Attualità

Fuorionda Giambruno, quale esempio per i giovani? L’educazione non dovrebbe essere solo a scuola o in famiglia

Da qualche giorno si sta parlando del fuorionda, mandato nel programma televisivo di Antonio Ricci, Striscia La Notizia, in cui il giornalista Andrea Giambruno molesta verbalmente delle colleghe sul luogo di lavoro. I contenuti dei video sono ormai chiari a tutti, è superfluo riportarli, ma c’è una cosa su cui bisognerebbe riflettere e non è il fatto che la sua compagna, la premier Giorgia Meloni, abbia chiuso la loro storia pubblicamente. Il punto centrale della questione è il modo in cui il giornalista si è rivolto alle sue colleghe.

Il professore e scrittore Enrico Galiano ha pubblicato, come è solito fare, un episodio capitato in classe che fa molto riflettere sul come gli uomini pensano di “corteggiare” le donne. In questo caso i protagonisti sono degli studenti.

Ecco il racconto di Galiano.

Mi è capitato di andare in una scuola, in questi giorni. Di preciso non mi ricordo come ci siamo arrivati, ma siamo finiti a parlare di approcci, di ragazze e ragazzi, quella roba lì. Siccome sono curioso, ho chiesto loro di aggiornarmi, io che son rimasto alle mie tecniche anni ’90 (la mia personale era nascondermi in un angolo sperando che qualcuna si facesse affascinare dal tipo tenebroso e taciturno) (allarme spoiler: non funzionò manco mezza volta).

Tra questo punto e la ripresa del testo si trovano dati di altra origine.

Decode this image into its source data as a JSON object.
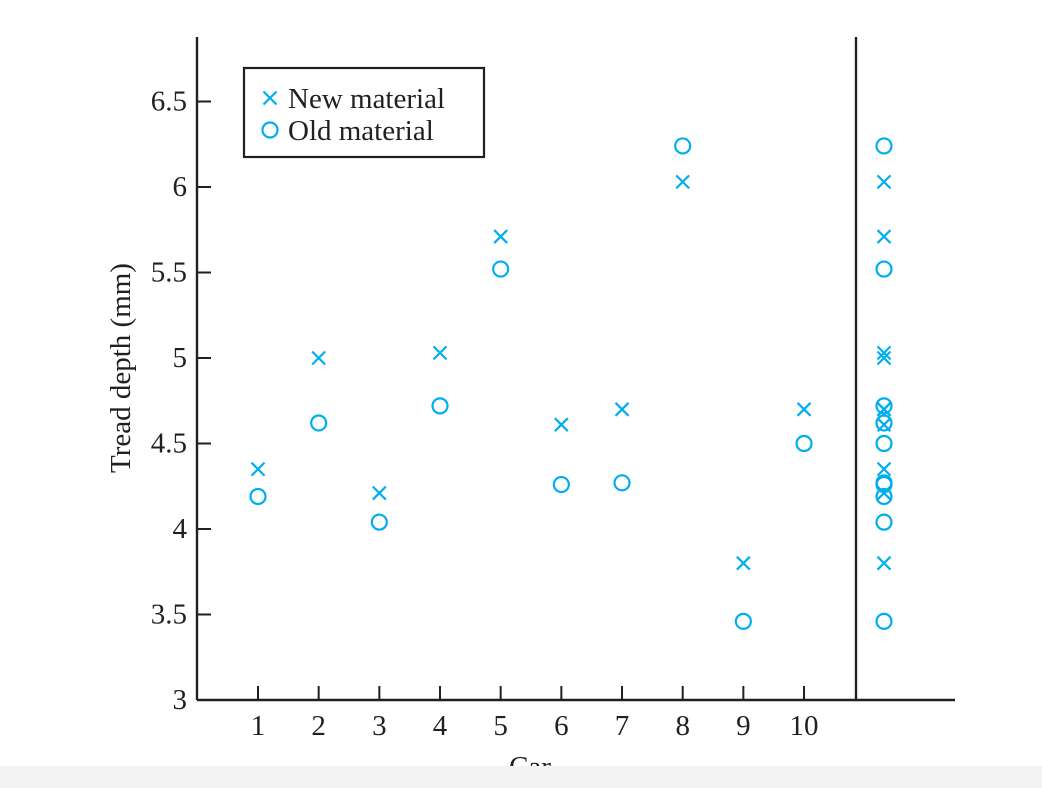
{
  "chart_data": {
    "type": "scatter",
    "title": "",
    "xlabel": "Car",
    "ylabel": "Tread depth (mm)",
    "xlim": [
      0,
      10.9
    ],
    "ylim": [
      3,
      6.9
    ],
    "x_ticks": [
      "1",
      "2",
      "3",
      "4",
      "5",
      "6",
      "7",
      "8",
      "9",
      "10"
    ],
    "y_ticks": [
      "3",
      "3.5",
      "4",
      "4.5",
      "5",
      "5.5",
      "6",
      "6.5"
    ],
    "y_tick_values": [
      3,
      3.5,
      4,
      4.5,
      5,
      5.5,
      6,
      6.5
    ],
    "grid": false,
    "legend_position": "top-left",
    "marker_color": "#00aeef",
    "axis_color": "#231f20",
    "series": [
      {
        "name": "New material",
        "marker": "x",
        "x": [
          1,
          2,
          3,
          4,
          5,
          6,
          7,
          8,
          9,
          10
        ],
        "values": [
          4.35,
          5.0,
          4.21,
          5.03,
          5.71,
          4.61,
          4.7,
          6.03,
          3.8,
          4.7
        ]
      },
      {
        "name": "Old material",
        "marker": "o",
        "x": [
          1,
          2,
          3,
          4,
          5,
          6,
          7,
          8,
          9,
          10
        ],
        "values": [
          4.19,
          4.62,
          4.04,
          4.72,
          5.52,
          4.26,
          4.27,
          6.24,
          3.46,
          4.5
        ]
      }
    ],
    "marginal_panel": {
      "description_side": "right",
      "shows": "all values of both series"
    }
  }
}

“Allora, dai, come fate voi ragazzi, oggi?” Decine di mani che si alzano, gente che fa a botte per rispondere, urla da stadio, trecento di loro in completa fibrillazione ormonale. Anche tu: fai questa domanda alle medie, ti vuoi proprio far del male! In mezzo a tutti, noto un ragazzino più agitato di altri, si vede che lui la sa la risposta, mi scongiura di dargli il microfono come se aspettasse quella domanda da anni. Gli do la parola. Tanto, penso, ha un bel visino angelico, è in prima, cosa mi potrà mai dire di strano! E lui: “Se vuoi una ragazza, la devi prendere e la devi mettere al muro!” Giuro, non sto scherzando. Ha risposto così. E non stava scherzando: lo pensava veramente. Undici anni. Visino angelico. Mezza scuola ride e applaude, l’altra mezza protesta, e non serve specificare a quale genere appartenessero le due metà. Imbarazzo generale, invece, fra gli adulti presenti che si guardano come a dire: “Ma lo ha detto davvero?” Convinto di essere stato sfortunato nella scelta, cerco nella folla un altro ragazzo cui dare la parola: per riparare il danno, come dire. Lo trovo, è un tipo con gli occhiali, faccino da bravo ragazzo.

“Allora, tu come fai invece?” Lui prende il microfono con sicurezza, guardando il suo compagno come a dire “Ma va, non capisci niente!” e io mi tranquillizzo. E poi fa:” Lo so io come devi fare se vuoi una ragazza! Devi pagarla!” Scena identica a prima. Mezza scuola ride, mezza protesta. Adulti a bocca aperta. Posso dire che non è semplicissimo uscire da situazioni come queste. Da fuori può sembrare piuttosto facile, ma provateci voi. Erano trecento, dagli undici ai quattordici anni. Auguri. Prediche su quanto è sbagliato quello che è stato detto, mmh, funzionano poco. Prendere i due fenomeni e farne due colpevoli, additarli davanti a tutti, ancora meno. Così scelgo di chiedere a tutti i maschi di tacere e di far alzare la mano a tutte le ragazze d’accordo con quanto appena detto. Zero, nada, niet. Com’è ovvio. E poi mi chiede la parola lei. Sofia, si chiama. Che dice: “Secondo me se vuoi piacere a una ragazza devi essere gentile. E poi dovete prima conoscervi.” Ovazione delle ragazze. Applausi di una parte dei ragazzi. Adulti i cui occhi in coro dicono: “Era ora!” Game, set, match, certo. Ma quando dei ragazzini di dodici anni ti danno queste risposte, hai poco da stupirti se un giornalista televisivo molesta le colleghe nei fuori onda, o se in Italia ogni tre giorni una donna è vittima di femminicidio. Perché se a dire certe cose sono dei ragazzini, il problema non sono loro, non è la scuola, non è la famiglia. Il problema è dappertutto. Avevo chiesto di essere aggiornato, e invece mi sa che siamo ancora fermi all’Ottocento.